The membrane of your cells and of mine is the soul and skin of you and me. It has far more to do with who we are than we have ever conceived.

The membrane wrapped around each of your cells is a molecular mesh like a chain link fence. It begins with cooperative assemblies of atoms--rings or strands of carbon, hydrogen, and oxygen grouped as monosaccharides--sugars. These, in turn, link arms in long circular hoops--as polysaccharides. These polysaccharide chains circling the cell from side to side are cross-linked by short up-and-down polypeptide strands, creating a fishnet-sphere of molecules known as peptidoglycans. The peptidoglycans are linked and knit into one giant, continuous macromolecule.

That megamolecule's fabric forms a sack...a bubble-bag sheathed by coalitions of carbon, hydrogen, and oxygen--a coat of lipopolysaccharides. The interior of the peptidoglycan sack is lined with a plasma membrane, and voila, you have a bacterial membrane, the envelope that gives a bacterial cell its shape and integrity.

This massive nested hierarchy of emergent properties is not constructed or coded for by genes. It is as independent and as important to cell duplication as the gene team of the genome. Though let me not mislead you. This outer shell interacts crucially with genes to bring each cell to life.

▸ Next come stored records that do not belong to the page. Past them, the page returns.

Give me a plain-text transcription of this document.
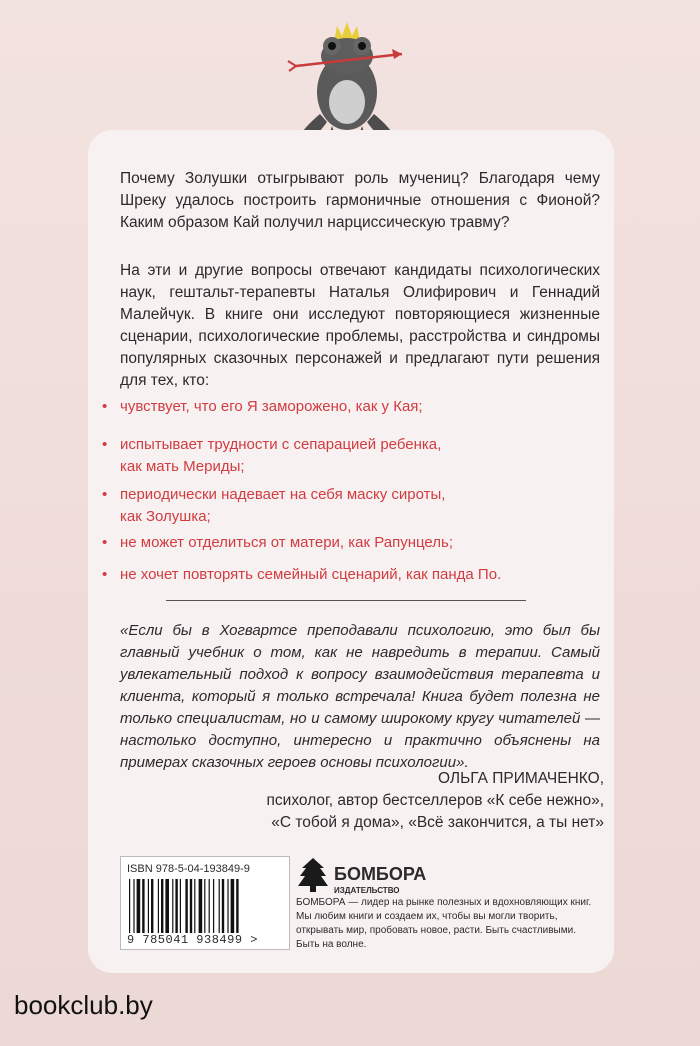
Почему Золушки отыгрывают роль мучениц? Благодаря чему Шреку удалось построить гармоничные отношения с Фионой? Каким образом Кай получил нарциссическую травму?
На эти и другие вопросы отвечают кандидаты психологических наук, гештальт-терапевты Наталья Олифирович и Геннадий Малейчук. В книге они исследуют повторяющиеся жизненные сценарии, психологические проблемы, расстройства и синдромы популярных сказочных персонажей и предлагают пути решения для тех, кто:
чувствует, что его Я заморожено, как у Кая;
•
испытывает трудности с сепарацией ребенка,
как мать Мериды;
•
периодически надевает на себя маску сироты,
как Золушка;
•
не может отделиться от матери, как Рапунцель;
•
не хочет повторять семейный сценарий, как панда По.
•
«Если бы в Хогвартсе преподавали психологию, это был бы главный учебник о том, как не навредить в терапии. Самый увлекательный подход к вопросу взаимодействия терапевта и клиента, который я только встречала! Книга будет полезна не только специалистам, но и самому широкому кругу читателей — настолько доступно, интересно и практично объяснены на примерах сказочных героев основы психологии».
ОЛЬГА ПРИМАЧЕНКО,
психолог, автор бестселлеров «К себе нежно»,
«С тобой я дома», «Всё закончится, а ты нет»
ISBN 978-5-04-193849-9
9 785041 938499 >
БОМБОРА
ИЗДАТЕЛЬСТВО
БОМБОРА — лидер на рынке полезных и вдохновляющих книг. Мы любим книги и создаем их, чтобы вы могли творить, открывать мир, пробовать новое, расти. Быть счастливыми. Быть на волне.
bookclub.by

The peptidoglycan fabric must go through 3 million additional stitches to allow the cell to bud into two daughter cells.

There is an element of immortality to this weave. From the very beginning of life, each cell has extended its macromolecular envelope, then, generated a wall that could be split in two--a septum--and has given its daughters the two garments cut from the same cloth--one to each--as a trousseau.

Any cell that has the misfortune of breaking the chain, of developing a rip or tear, of accidentally rupturing the unending weave of membrane fabric, fails to exist. Its pressurized contents spill out, destroying the social integration that keeps a cell alive. So just as only genes can make new genes and just as only cells can make new cells, only the weave of membrane molecules that started with the first cells roughly 3.5 billion years ago can knit new cellular envelopes. And only these envelopes can house the genes and macromolecular communities of cells.

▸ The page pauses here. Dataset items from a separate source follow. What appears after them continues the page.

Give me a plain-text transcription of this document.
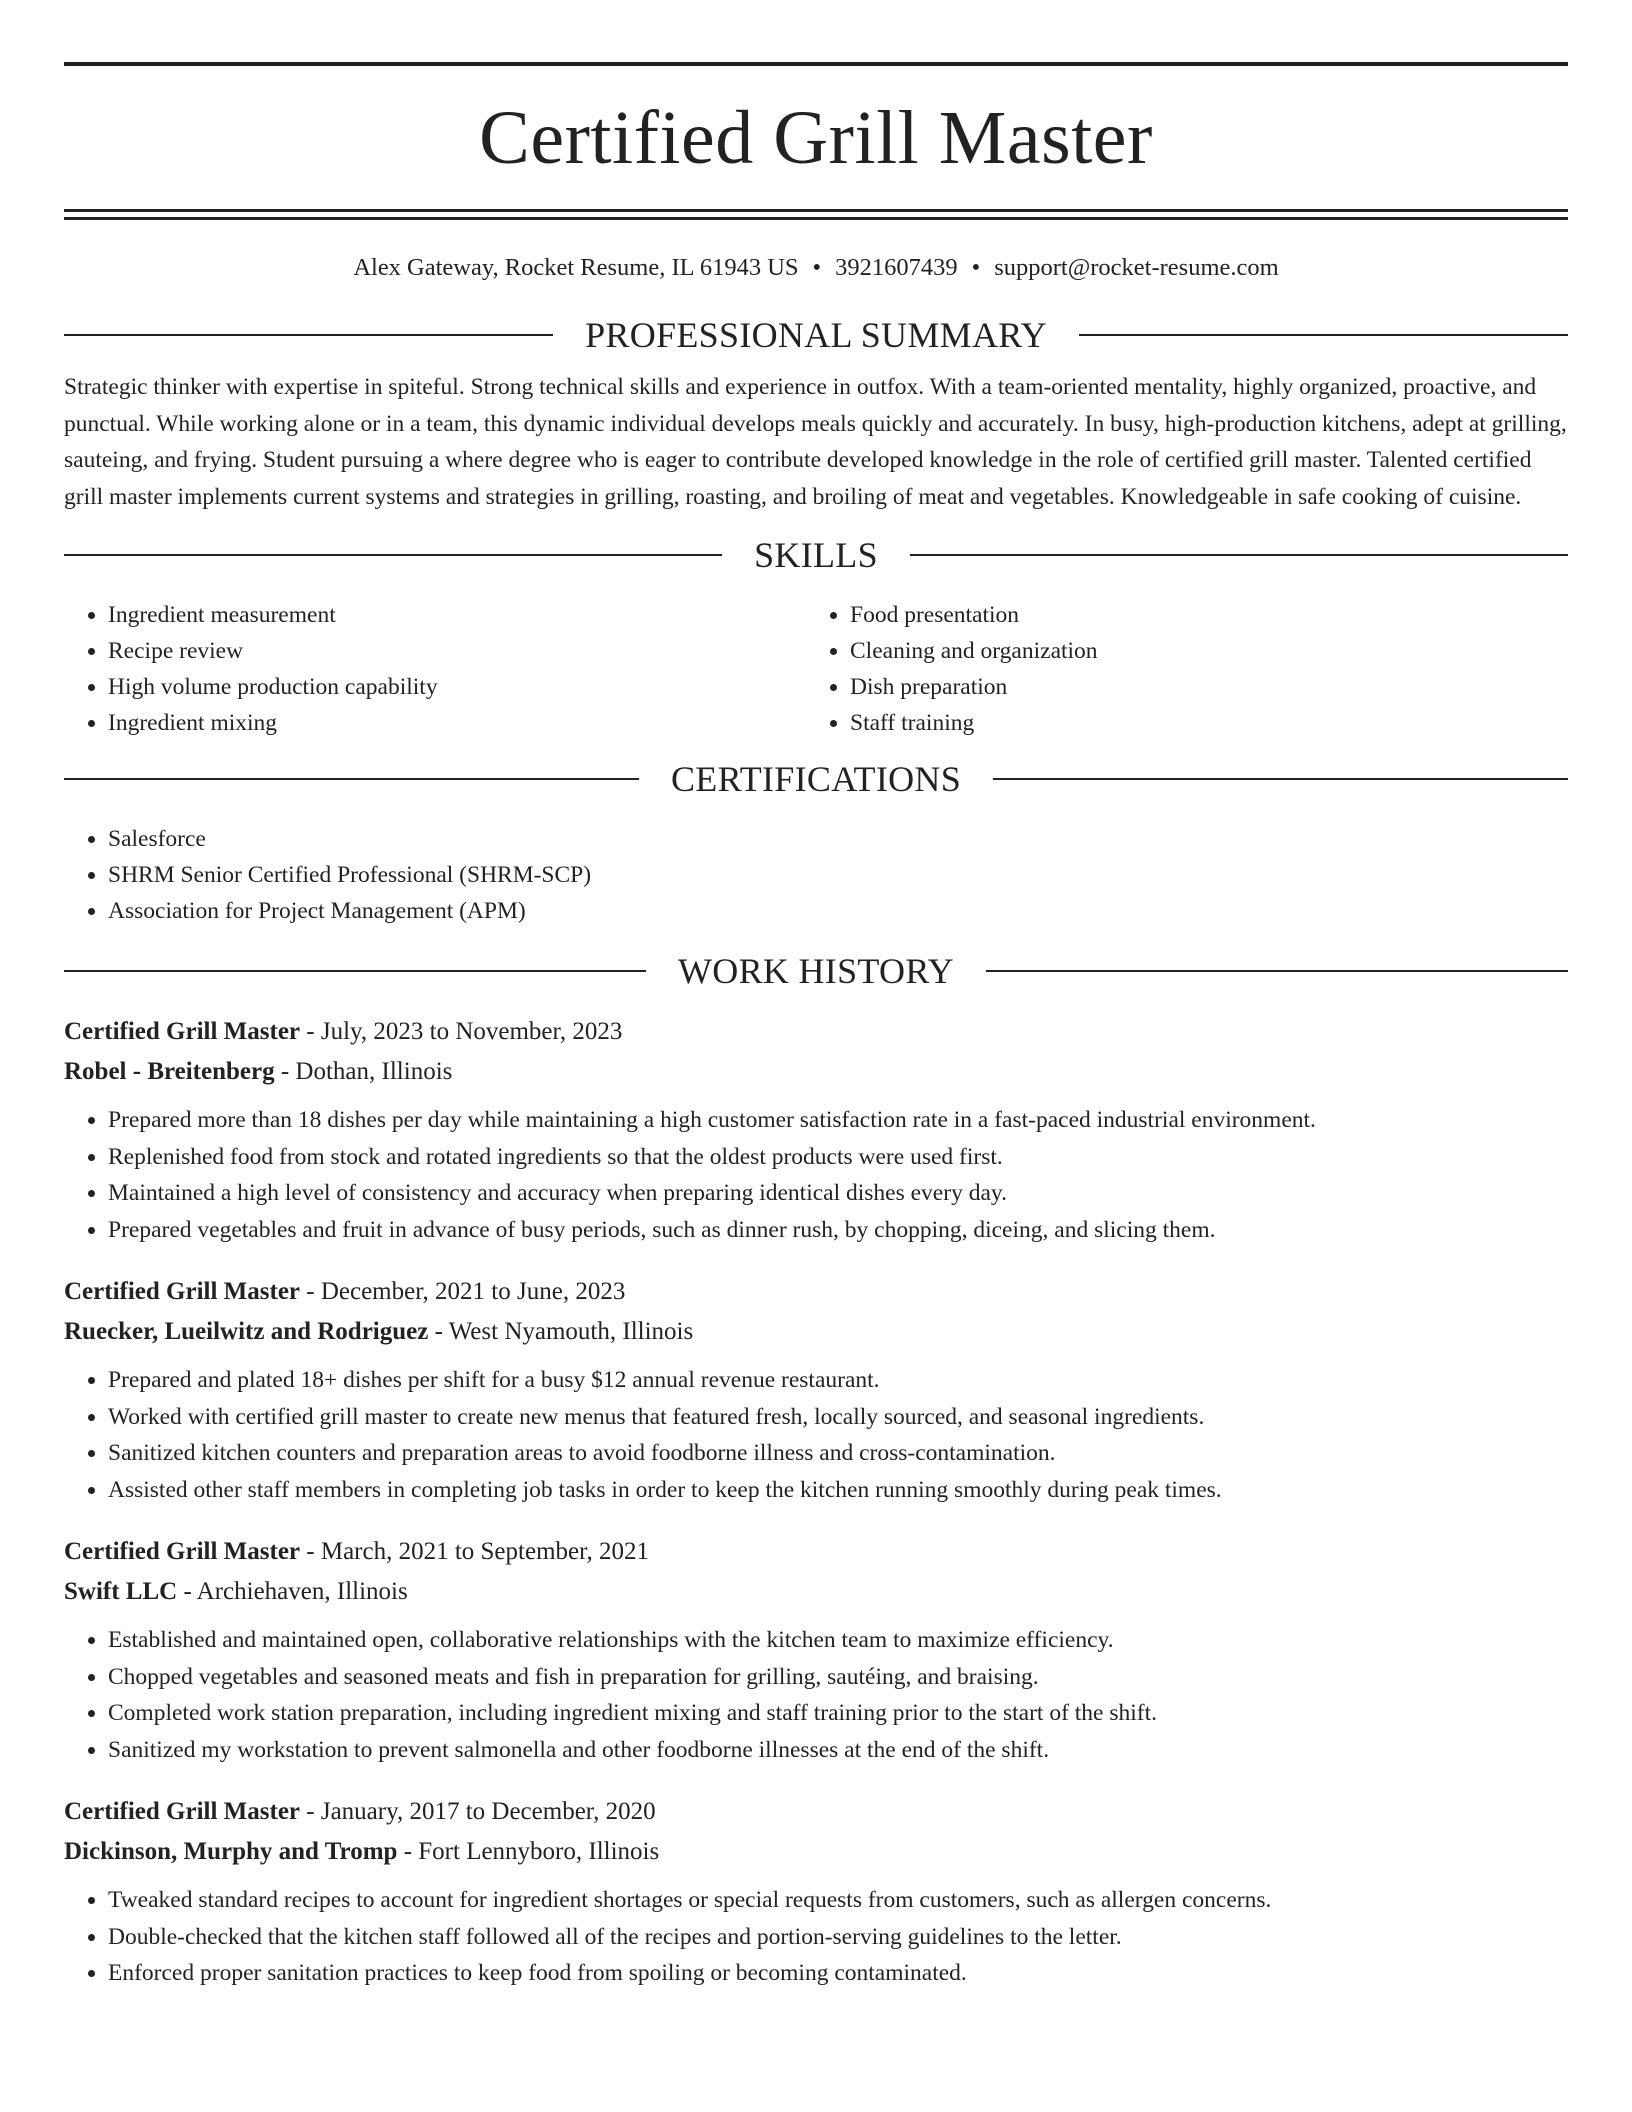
Certified Grill Master
Alex Gateway, Rocket Resume, IL 61943 US • 3921607439 • support@rocket-resume.com
PROFESSIONAL SUMMARY
Strategic thinker with expertise in spiteful. Strong technical skills and experience in outfox. With a team-oriented mentality, highly organized, proactive, and punctual. While working alone or in a team, this dynamic individual develops meals quickly and accurately. In busy, high-production kitchens, adept at grilling, sauteing, and frying. Student pursuing a where degree who is eager to contribute developed knowledge in the role of certified grill master. Talented certified grill master implements current systems and strategies in grilling, roasting, and broiling of meat and vegetables. Knowledgeable in safe cooking of cuisine.
SKILLS
• Ingredient measurement
• Recipe review
• High volume production capability
• Ingredient mixing
• Food presentation
• Cleaning and organization
• Dish preparation
• Staff training
CERTIFICATIONS
• Salesforce
• SHRM Senior Certified Professional (SHRM-SCP)
• Association for Project Management (APM)
WORK HISTORY
Certified Grill Master - July, 2023 to November, 2023
Robel - Breitenberg - Dothan, Illinois
• Prepared more than 18 dishes per day while maintaining a high customer satisfaction rate in a fast-paced industrial environment.
• Replenished food from stock and rotated ingredients so that the oldest products were used first.
• Maintained a high level of consistency and accuracy when preparing identical dishes every day.
• Prepared vegetables and fruit in advance of busy periods, such as dinner rush, by chopping, diceing, and slicing them.
Certified Grill Master - December, 2021 to June, 2023
Ruecker, Lueilwitz and Rodriguez - West Nyamouth, Illinois
• Prepared and plated 18+ dishes per shift for a busy $12 annual revenue restaurant.
• Worked with certified grill master to create new menus that featured fresh, locally sourced, and seasonal ingredients.
• Sanitized kitchen counters and preparation areas to avoid foodborne illness and cross-contamination.
• Assisted other staff members in completing job tasks in order to keep the kitchen running smoothly during peak times.
Certified Grill Master - March, 2021 to September, 2021
Swift LLC - Archiehaven, Illinois
• Established and maintained open, collaborative relationships with the kitchen team to maximize efficiency.
• Chopped vegetables and seasoned meats and fish in preparation for grilling, sautéing, and braising.
• Completed work station preparation, including ingredient mixing and staff training prior to the start of the shift.
• Sanitized my workstation to prevent salmonella and other foodborne illnesses at the end of the shift.
Certified Grill Master - January, 2017 to December, 2020
Dickinson, Murphy and Tromp - Fort Lennyboro, Illinois
• Tweaked standard recipes to account for ingredient shortages or special requests from customers, such as allergen concerns.
• Double-checked that the kitchen staff followed all of the recipes and portion-serving guidelines to the letter.
• Enforced proper sanitation practices to keep food from spoiling or becoming contaminated.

In a sense the Greeks had it right when they portrayed the fates as three sisters--Lachesis, Clotho, and Atropos--who twist a thread, spin it out, then snip it. But life is more than just a thread. It is a continuously expanding cell-membrane tapestry.

That fabric--all an extension of the first that ever was--has now girdled the planet with its progeny--bacteria, beasts, and human beings. And we have found new ways to weave ourselves together, via webs of ideas, worldviews, technologies, and via socially ravenous genes. Those genes, in turn, encode us to be links in a social fabric that, thanks to our ancestor worship, among other things, keeps knitting and purling us in a continuous cloth of culture that goes back at least 35,000 years.

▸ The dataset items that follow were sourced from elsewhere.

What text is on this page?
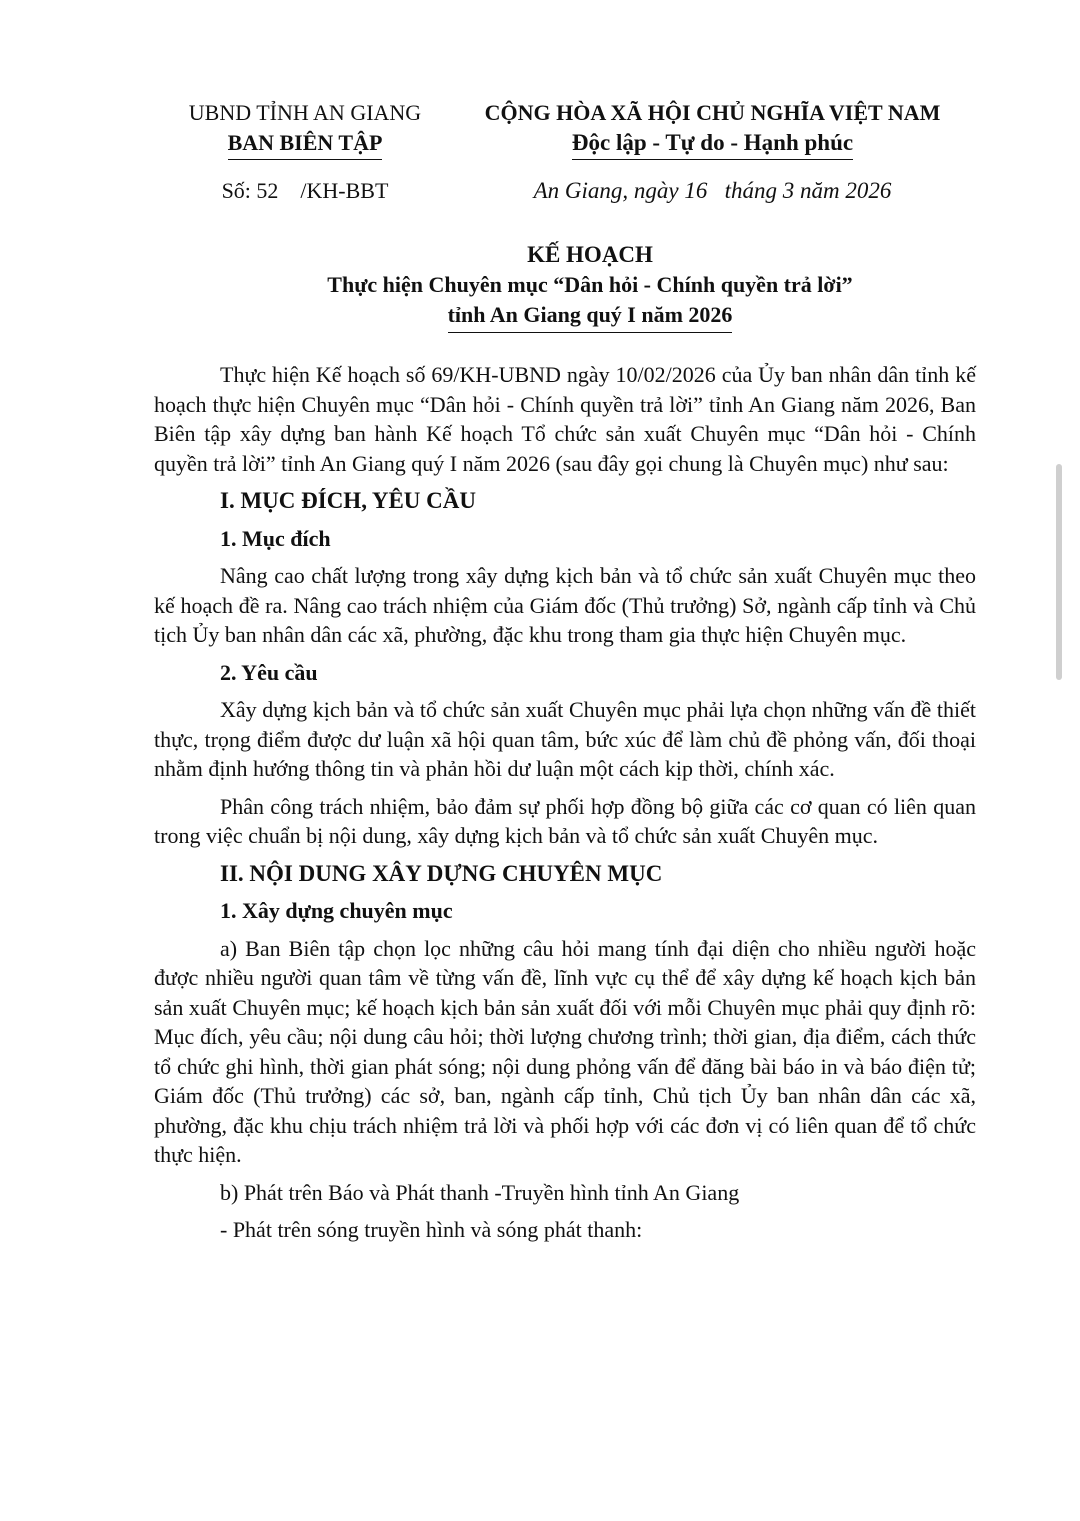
UBND TỈNH AN GIANG
BAN BIÊN TẬP
CỘNG HÒA XÃ HỘI CHỦ NGHĨA VIỆT NAM
Độc lập - Tự do - Hạnh phúc
Số: 52    /KH-BBT	An Giang, ngày 16   tháng 3 năm 2026
KẾ HOẠCH
Thực hiện Chuyên mục “Dân hỏi - Chính quyền trả lời”
tỉnh An Giang quý I năm 2026

Thực hiện Kế hoạch số 69/KH-UBND ngày 10/02/2026 của Ủy ban nhân dân tỉnh kế hoạch thực hiện Chuyên mục “Dân hỏi - Chính quyền trả lời” tỉnh An Giang năm 2026, Ban Biên tập xây dựng ban hành Kế hoạch Tổ chức sản xuất Chuyên mục “Dân hỏi - Chính quyền trả lời” tỉnh An Giang quý I năm 2026 (sau đây gọi chung là Chuyên mục) như sau:

I. MỤC ĐÍCH, YÊU CẦU

1. Mục đích

Nâng cao chất lượng trong xây dựng kịch bản và tổ chức sản xuất Chuyên mục theo kế hoạch đề ra. Nâng cao trách nhiệm của Giám đốc (Thủ trưởng) Sở, ngành cấp tỉnh và Chủ tịch Ủy ban nhân dân các xã, phường, đặc khu trong tham gia thực hiện Chuyên mục.

2. Yêu cầu

Xây dựng kịch bản và tổ chức sản xuất Chuyên mục phải lựa chọn những vấn đề thiết thực, trọng điểm được dư luận xã hội quan tâm, bức xúc để làm chủ đề phỏng vấn, đối thoại nhằm định hướng thông tin và phản hồi dư luận một cách kịp thời, chính xác.

Phân công trách nhiệm, bảo đảm sự phối hợp đồng bộ giữa các cơ quan có liên quan trong việc chuẩn bị nội dung, xây dựng kịch bản và tổ chức sản xuất Chuyên mục.

II. NỘI DUNG XÂY DỰNG CHUYÊN MỤC

1. Xây dựng chuyên mục

a) Ban Biên tập chọn lọc những câu hỏi mang tính đại diện cho nhiều người hoặc được nhiều người quan tâm về từng vấn đề, lĩnh vực cụ thể để xây dựng kế hoạch kịch bản sản xuất Chuyên mục; kế hoạch kịch bản sản xuất đối với mỗi Chuyên mục phải quy định rõ: Mục đích, yêu cầu; nội dung câu hỏi; thời lượng chương trình; thời gian, địa điểm, cách thức tổ chức ghi hình, thời gian phát sóng; nội dung phỏng vấn để đăng bài báo in và báo điện tử; Giám đốc (Thủ trưởng) các sở, ban, ngành cấp tỉnh, Chủ tịch Ủy ban nhân dân các xã, phường, đặc khu chịu trách nhiệm trả lời và phối hợp với các đơn vị có liên quan để tổ chức thực hiện.

b) Phát trên Báo và Phát thanh -Truyền hình tỉnh An Giang

- Phát trên sóng truyền hình và sóng phát thanh:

Like cells, we differentiate. We do it as individuals. We do it as subcultures. And we do it as nations and civilizations. But we all carry our heritage as new stitches looped from and looping back into the weaves with which we all began. You and I are weaves of carbon, hydrogen, and oxygen. We are knots of sugars, polysaccharides, and peptidoglycans. You and I, trilobites and dinosaurs, George Bush, Osama Bin Ladin, and Kim Jung Il, mosquitoes, your houseplants, your cat, the fish you shared with her last night, the bacteria in your gut that helped you digest your dinner and the bacteria waiting someday to attack you, all are patterns cut from one continuous bolt of a single self-stitching macromolecular sheet.

We squabble, bite, make war and fight, but we are more together than we have ever dreamed.